Tuesday, January 26, 2010

Some airplane shooting buffs lately have started hoisting their cameras up on tall poles to get a high angle on their subjects. This has a number of advantages when shooting planes on the ground. Small planes are considered to be flattered by an angle that shows the upper surface of the wing; you can sometimes hoist the camera high enough to shoot into cockpits; in museums, you can get above the clutter of guardrails and display cases; plus it just looks different.

With digital, especially if you have a remote or articulated live view screen, this is easy. I decided to see if it could be done with a real man's camera. The other constraint on my rig was that it must be very portable -- enough not to require any extra baggage when flying on business trips.

My chosen camera was an Exakta VX-IIa with waist level finder.


I figured that I could hoist the camera (prefocused) inverted on a lightweight tripod, compose by squinting overhead at the groundglass, and fire it using a long cable release. I obtained a cheap Sunpak tripod, $30 brand new from B&H, which has the useful property of collapsing small enough to fit in a standard small airline roller bag, and a 40-inch cable release.
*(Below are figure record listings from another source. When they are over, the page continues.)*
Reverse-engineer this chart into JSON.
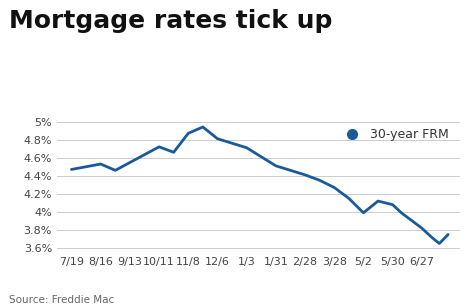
{
  "title": "Mortgage rates tick up",
  "legend_label": "30-year FRM",
  "source_text": "Source: Freddie Mac",
  "line_color": "#1a5a9a",
  "marker_color": "#1a5a9a",
  "background_color": "#ffffff",
  "grid_color": "#cccccc",
  "x_labels": [
    "7/19",
    "8/16",
    "9/13",
    "10/11",
    "11/8",
    "12/6",
    "1/3",
    "1/31",
    "2/28",
    "3/28",
    "5/2",
    "5/30",
    "6/27"
  ],
  "y_values": [
    0.0447,
    0.0453,
    0.0446,
    0.0472,
    0.0466,
    0.0487,
    0.0494,
    0.0481,
    0.0471,
    0.0451,
    0.0441,
    0.0435,
    0.0427,
    0.0415,
    0.0399,
    0.0412,
    0.0408,
    0.0399,
    0.0382,
    0.0373,
    0.0365,
    0.0375
  ],
  "x_values": [
    0,
    1,
    1.5,
    3,
    3.5,
    4,
    4.5,
    5,
    6,
    7,
    8,
    8.5,
    9,
    9.5,
    10,
    10.5,
    11,
    11.3,
    12,
    12.3,
    12.6,
    12.9
  ],
  "ylim": [
    0.0355,
    0.0505
  ],
  "yticks": [
    0.036,
    0.038,
    0.04,
    0.042,
    0.044,
    0.046,
    0.048,
    0.05
  ],
  "ytick_labels": [
    "3.6%",
    "3.8%",
    "4%",
    "4.2%",
    "4.4%",
    "4.6%",
    "4.8%",
    "5%"
  ],
  "title_fontsize": 18,
  "axis_fontsize": 8,
  "legend_fontsize": 9,
  "source_fontsize": 7.5
}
The first problem I encountered, fortunately during a trial run at home, was the discovery that the pan-tilt head that is permanently attached to the Sunpak will not invert. I therefore had to go to the hardware store and spend another $3.50 on a bracket and some nuts and bolts of the proper size to build a mount to hang the camera from the tripod head. That worked well enough. Here is a picture of the rig, "in the field" so to speak.
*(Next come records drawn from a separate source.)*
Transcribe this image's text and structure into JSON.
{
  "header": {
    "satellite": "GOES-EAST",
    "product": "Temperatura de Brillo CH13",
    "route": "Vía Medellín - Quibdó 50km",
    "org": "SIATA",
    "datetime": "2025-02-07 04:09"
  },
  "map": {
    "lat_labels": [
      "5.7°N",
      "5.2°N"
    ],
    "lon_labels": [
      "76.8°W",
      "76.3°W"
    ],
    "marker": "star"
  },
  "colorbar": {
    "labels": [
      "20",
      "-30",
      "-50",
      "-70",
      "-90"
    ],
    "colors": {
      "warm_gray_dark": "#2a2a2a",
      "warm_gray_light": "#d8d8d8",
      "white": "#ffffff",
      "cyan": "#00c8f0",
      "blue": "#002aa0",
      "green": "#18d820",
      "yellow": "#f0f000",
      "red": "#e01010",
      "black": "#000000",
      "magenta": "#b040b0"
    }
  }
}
Problem number two surfaced only when I was prowling around Chino airport looking for targets for my first test of the system. When used with an auto lens having a pass-through shutter release, the Exakta requires the trigger pin from the cable release to stick out a very long way to trip the shutter -- longer than any cable release I own, including the 40-incher. I do have an old mechanical self-timer whose pin projects far enough, but was useless because of the Exakta's shutter position, which would have the timer project forward and appear in the frame. The only alternative was to use a non-auto lens with no pass-through release -- or, as I ended up doing, kluge this by mounting an auto lens not quite all the way while wrapping the pass-through arm in a rubber band to induce a stop-down mode. This worked but was not quite satisfactory. If you think it might be hard to compose through a 24x36mm groundglass that you are balancing on a pole 3 feet above your head, try doing it with the lens stopped down to f/11 or so. These shots were taken in that manner, at the Chino Airport in November and during my visit to Fantasy of Flight last weekend. Lens was a Vivitar T4 24/2.8; film was drugstore-brand Fuji 200 neg film and Velvia 100.

All in all, it was successful as a proof-of-concept trial. I spent some time trying to modify the cable release so that it will trigger an Exakta through the pass-through shutter release, but to no avail. Eventually I solved the problem by buying a Miranda Sensorex, which has interchangeable finders like the Exakta but no funky shutter release issues; also it's a more modern and reliable camera all around and its tripod socket is flush with the bottom, giving greater stability on the bracket. I'll practice more with this system over the next few months and maybe, when airshow season rolls around, I'll even consider heaving a 6x6 TLR up there.